Syura atau musyawarah adalah menjelaskan perkara yang ada, menyatakan
atau mengajukan pendapat dan akhirnya diambil satu keputusan. Dapat dikatakan
bahwa syura atau musyarawah itu adalah bertukar pendapat,
yang akhirnya menghasilkan suatu ide dan menghasilkan satu keputusan bersama
lewat musyawarah.
Dengan demikian secara tidak langsung berarti
memilih ide-ide terbaik dengan cara mengumpulkan sejumlah orang yang memiliki argumentasi,
pengalaman, kecanggihan dalam berpendapat, serta syarat lain yang bisa
memberikan pendapat yang tepat dan keputusan yang benar. Ibn al-Arabi pun
mengatakan, bahwa musyawarah adalah pertemuan guna membahas permasalahan,
masing-masing mereka saling bermusyawarah dan mengemukakan pendapat.
Syura atau pengambilan pendapat dalam Islam adalah salah satu konsepsi
politik diantara konsepsi-konsepsi yang akarnya menancap kuat ditengah
masyarakat Islam, dan menjadi keistimewaan system pemerintahan Islam dari
sistem-sistem pemerintahan selain Islam. Syura telah menjaga
eksistensinya dalam kehidupan politik Islam, untuk mengokohkan hubungan antara
penguasa dengan rakyatnya. Dalam bentuk kekontinuan merujuk penguasa kepada
rakyat untuk melahirkan keputusan-keputusan politik yang menjadi kepentingan
masyarakat luas, yang berangkat dari kesadaran, kematangan dengan pemikiran
kaidahkaidah umum bagi umat Islam.
Secara garis besar pengertian syura adalah sebuah proses pengambilan keputusan atau perumusan dalam
menyelesaikan masalah atau membentuk sebuah peraturan hukum yang berdasarkan
pengumpulan ide-ide atau gagasan dari berbagai pihak yang saling berkaitan yang
didasari tuntutan atau kidah yang terdapat pada al-Qur’an dan as-Sunah, demi
tercapainya sebuah kesepakatan dan demi kemaslahatan bersama.
Dasar Hukum Majelis Syura
Al-Qur’an merupakan suatu landasan yang berisi
petunjuk dan bimbingan etik serta moral dalam kehidupan manusia. Walaupun al-Qur’an
tidak pernah mengemukakan solusi setiap permasalahan dengan jelas hanya
berbentuk isyarat, namun isyarat mengenai petunjuk bernegara dan pemerintahan
memiliki dasar fundamental dalam al-Qur’an. Isyarat tersebut dapat dilihat dari
adanya aturan yang mewajibkan untuk bermusyawarah.
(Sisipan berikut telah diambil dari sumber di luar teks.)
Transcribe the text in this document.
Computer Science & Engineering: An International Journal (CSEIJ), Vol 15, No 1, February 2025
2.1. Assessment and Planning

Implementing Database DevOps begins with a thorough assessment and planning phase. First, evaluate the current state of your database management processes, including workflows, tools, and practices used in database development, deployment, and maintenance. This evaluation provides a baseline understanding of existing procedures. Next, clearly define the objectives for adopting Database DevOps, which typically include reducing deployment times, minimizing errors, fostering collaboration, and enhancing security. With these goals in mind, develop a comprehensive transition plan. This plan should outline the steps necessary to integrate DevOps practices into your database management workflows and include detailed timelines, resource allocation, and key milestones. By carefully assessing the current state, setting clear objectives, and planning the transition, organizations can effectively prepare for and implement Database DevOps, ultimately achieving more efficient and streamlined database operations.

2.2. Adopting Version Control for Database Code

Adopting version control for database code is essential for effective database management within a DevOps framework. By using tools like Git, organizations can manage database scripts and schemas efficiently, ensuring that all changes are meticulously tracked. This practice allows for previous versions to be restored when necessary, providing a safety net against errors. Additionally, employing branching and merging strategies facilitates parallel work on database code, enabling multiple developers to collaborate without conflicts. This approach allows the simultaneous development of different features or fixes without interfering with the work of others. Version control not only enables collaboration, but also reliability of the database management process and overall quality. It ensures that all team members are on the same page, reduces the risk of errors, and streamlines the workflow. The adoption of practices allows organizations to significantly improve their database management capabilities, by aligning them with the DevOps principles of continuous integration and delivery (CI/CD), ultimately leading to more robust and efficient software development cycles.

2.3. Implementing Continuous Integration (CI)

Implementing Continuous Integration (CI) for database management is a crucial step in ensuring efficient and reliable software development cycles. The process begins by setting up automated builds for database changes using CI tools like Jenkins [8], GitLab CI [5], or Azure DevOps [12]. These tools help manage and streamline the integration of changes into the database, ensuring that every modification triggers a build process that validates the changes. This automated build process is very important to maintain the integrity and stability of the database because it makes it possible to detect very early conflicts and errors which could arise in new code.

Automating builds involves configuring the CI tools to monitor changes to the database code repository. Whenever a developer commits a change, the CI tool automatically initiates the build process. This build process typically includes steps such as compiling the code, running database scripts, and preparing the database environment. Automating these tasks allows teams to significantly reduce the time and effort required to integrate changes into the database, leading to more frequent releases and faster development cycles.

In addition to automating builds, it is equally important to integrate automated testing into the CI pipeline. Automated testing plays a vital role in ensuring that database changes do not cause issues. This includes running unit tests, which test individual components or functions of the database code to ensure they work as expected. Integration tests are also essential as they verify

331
Karena musyawarah merupakan
salah satu nilai etika politik yang konstitusional dalam kehidupan bernegara, tentang
prinsip syura pun terdapat dalam al-Qur’an.
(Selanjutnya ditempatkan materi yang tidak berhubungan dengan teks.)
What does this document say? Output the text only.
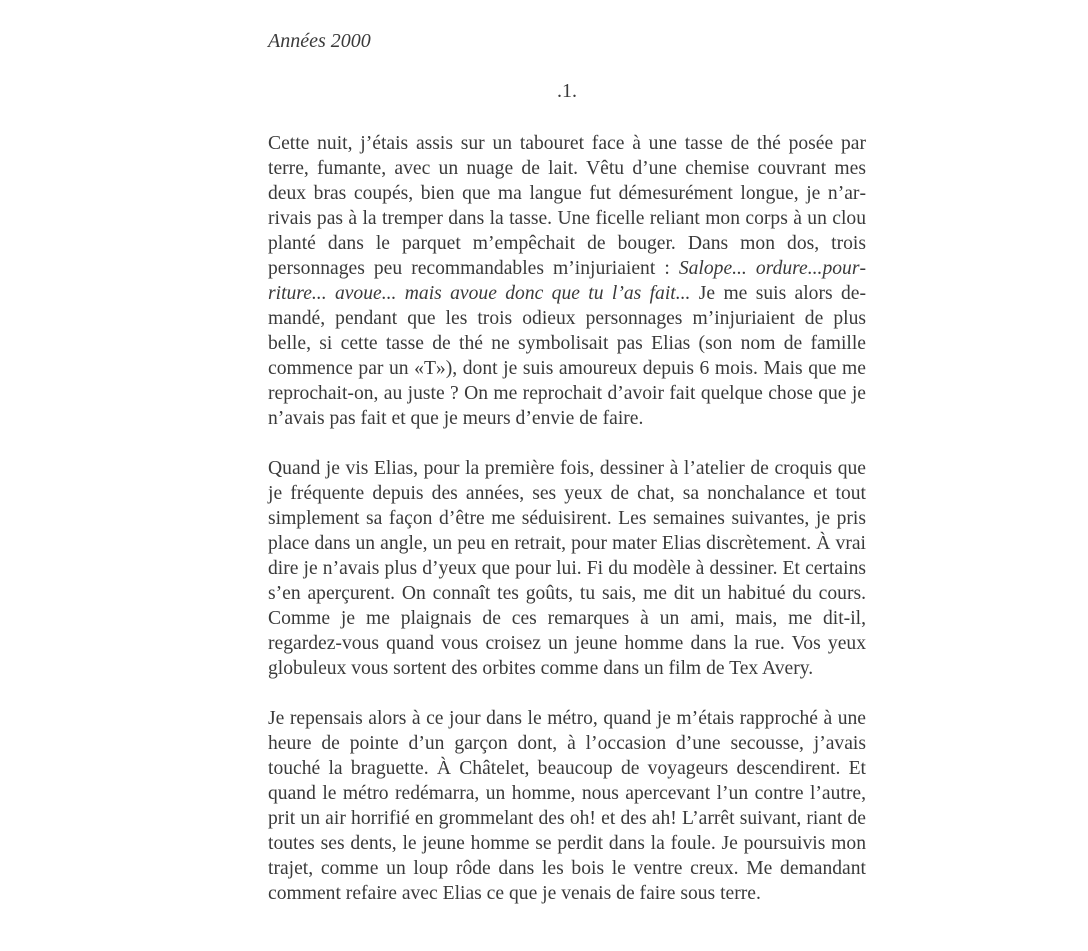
Années 2000

.1.

Cette nuit, j’étais assis sur un tabouret face à une tasse de thé posée par terre, fumante, avec un nuage de lait. Vêtu d’une chemise couvrant mes deux bras coupés, bien que ma langue fut démesurément longue, je n’arrivais pas à la tremper dans la tasse. Une ficelle reliant mon corps à un clou planté dans le parquet m’empêchait de bouger. Dans mon dos, trois personnages peu recommandables m’injuriaient : Salope... ordure...pourriture... avoue... mais avoue donc que tu l’as fait... Je me suis alors demandé, pendant que les trois odieux personnages m’injuriaient de plus belle, si cette tasse de thé ne symbolisait pas Elias (son nom de famille commence par un «T»), dont je suis amoureux depuis 6 mois. Mais que me reprochait-on, au juste ? On me reprochait d’avoir fait quelque chose que je n’avais pas fait et que je meurs d’envie de faire.

Quand je vis Elias, pour la première fois, dessiner à l’atelier de croquis que je fréquente depuis des années, ses yeux de chat, sa nonchalance et tout simplement sa façon d’être me séduisirent. Les semaines suivantes, je pris place dans un angle, un peu en retrait, pour mater Elias discrètement. À vrai dire je n’avais plus d’yeux que pour lui. Fi du modèle à dessiner. Et certains s’en aperçurent. On connaît tes goûts, tu sais, me dit un habitué du cours. Comme je me plaignais de ces remarques à un ami, mais, me dit-il, regardez-vous quand vous croisez un jeune homme dans la rue. Vos yeux globuleux vous sortent des orbites comme dans un film de Tex Avery.

Je repensais alors à ce jour dans le métro, quand je m’étais rapproché à une heure de pointe d’un garçon dont, à l’occasion d’une secousse, j’avais touché la braguette. À Châtelet, beaucoup de voyageurs descendirent. Et quand le métro redémarra, un homme, nous apercevant l’un contre l’autre, prit un air horrifié en grommelant des oh! et des ah! L’arrêt suivant, riant de toutes ses dents, le jeune homme se perdit dans la foule. Je poursuivis mon trajet, comme un loup rôde dans les bois le ventre creux. Me demandant comment refaire avec Elias ce que je venais de faire sous terre.
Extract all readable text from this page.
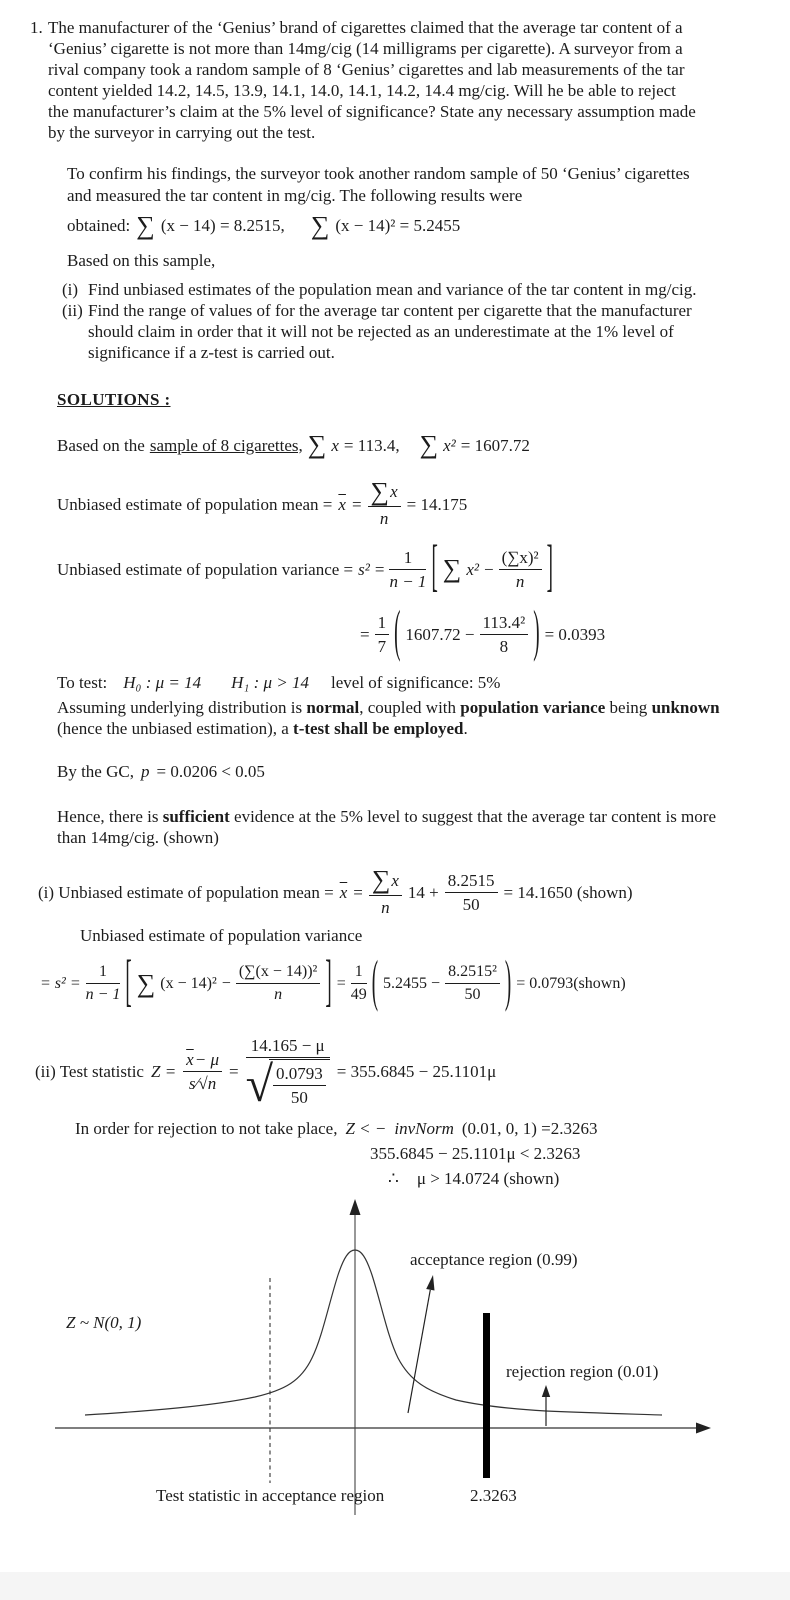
1. The manufacturer of the ‘Genius’ brand of cigarettes claimed that the average tar content of a ‘Genius’ cigarette is not more than 14mg/cig (14 milligrams per cigarette). A surveyor from a rival company took a random sample of 8 ‘Genius’ cigarettes and lab measurements of the tar content yielded 14.2, 14.5, 13.9, 14.1, 14.0, 14.1, 14.2, 14.4 mg/cig. Will he be able to reject the manufacturer’s claim at the 5% level of significance? State any necessary assumption made by the surveyor in carrying out the test.
To confirm his findings, the surveyor took another random sample of 50 ‘Genius’ cigarettes and measured the tar content in mg/cig. The following results were
obtained: ∑ (x − 14) = 8.2515, ∑ (x − 14)² = 5.2455
Based on this sample,
(i) Find unbiased estimates of the population mean and variance of the tar content in mg/cig.
(ii) Find the range of values of for the average tar content per cigarette that the manufacturer should claim in order that it will not be rejected as an underestimate at the 1% level of significance if a z-test is carried out.
SOLUTIONS :
Based on the sample of 8 cigarettes, ∑ x = 113.4, ∑ x² = 1607.72
Unbiased estimate of population mean = $\overline{x} = \frac{\sum x}{n} = 14.175$
Unbiased estimate of population variance = $s^2 = \frac{1}{n - 1}$ [ ∑ $x^2 - \frac{\text{(∑x)²}}{n}$ ]
= $\frac{1}{7}$ ( $1607.72 - \frac{\text{113.4²}}{8}$ ) = 0.0393
To test: H₀ : μ = 14 H₁ : μ > 14 level of significance: 5%
Assuming underlying distribution is normal, coupled with population variance being unknown (hence the unbiased estimation), a t-test shall be employed.
By the GC, p = 0.0206 < 0.05
Hence, there is sufficient evidence at the 5% level to suggest that the average tar content is more than 14mg/cig. (shown)
(i) Unbiased estimate of population mean = $\overline{x} = \frac{\sum x}{n} 14 + \frac{8.2515}{50} = 14.1650$ (shown)
Unbiased estimate of population variance
= $s^2 = \frac{1}{n - 1}$ [ ∑ $(x - 14)^2 - \frac{\text{(∑(x − 14))²}}{n}$ ] = $\frac{1}{49}$ ( $5.2455 - \frac{\text{8.2515²}}{50}$ ) = 0.0793(shown)
(ii) Test statistic $Z = \frac{\overline{x} - \mu}{s∕√n}$ =
14.165 − μ
√ $\frac{0.0793}{50} = 355.6845 - 25.1101\mu$
In order for rejection to not take place, Z < − invNorm (0.01, 0, 1) =2.3263
355.6845 − 25.1101μ < 2.3263
∴ μ > 14.0724 (shown)
Z ~ N(0, 1)
acceptance region (0.99)
rejection region (0.01)
Test statistic in acceptance region	2.3263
Terdapat tiga ayat dalam al-Qur’an yang berisi
tentang anjuran untuk melakukan musyarawah guna mencapai sebuah keputusan. Walaupun
ketiga ayat tersebut dari latar belakang yang berbeda-beda.
Ayat pertama terdapat pada surah Ali-Imran ayat
159 yang berbunyi: “Maka disebabkan rahmat dari Allah-lah kamu berlaku lemah
lembut terhadap mereka. Sekiranya kamu bersikap keras lagi berhati kasar,
tentulah mereka menjauhkan diri dari sekelilingmu. Karena itu ma’afkanlah
mereka, mohonkanlah ampun bagi mereka, dan bermusyawarah dengan mereka dalam
urusan itu. Kemudian apabila kamu telah membulatkan tekad, Maka bertawakkallah kepada
Allah. Sesungguhnya Allah menyukai orang-orang yang bertawakkal kepada-Nya‛.
(Surah Ali-Imran: 159).
Ayat pertama ini menjelaskan bahwa menjadikan
urusan diantara kaum muslim diselesaikan dengan cara musyawarah dengan strategi
bagaimana menciptakan suatu lingkungan masyarakat yang menjadi harapan bersama
secara ideal dan harmonis.
Ayat ini dari segi redaksional ditunjukkan
kepada Nabi Muhammad saw, agar memusyawarahkan persoalan-persoalan tertentu
dengan sahabat atau anggota masyarakatnya. Karena itu ayat ini juga merupakan petunjuk
kepada setiap muslim dan kepada setiap pemimpin agar musyawarah dengan
anggotanya dijadikan sebagai suatu keharusan dalam memutuskan sesuatu untuk
kepentingan umat termasuk dalam masalahmasalah politik yang sedang mereka
hadapi.
Al-Maraghi juga menjelaskan mengenai ayat 159
yang terdapat dalam surah Ali-Imran itu merupakan perintah kepada Nabi Muhammad
untuk berpegang teguh kepadanya. Karena itu Nabi Muhammad tetap melakukan
musyawarah seperti sebelumnya walau dalam keadaan kritis.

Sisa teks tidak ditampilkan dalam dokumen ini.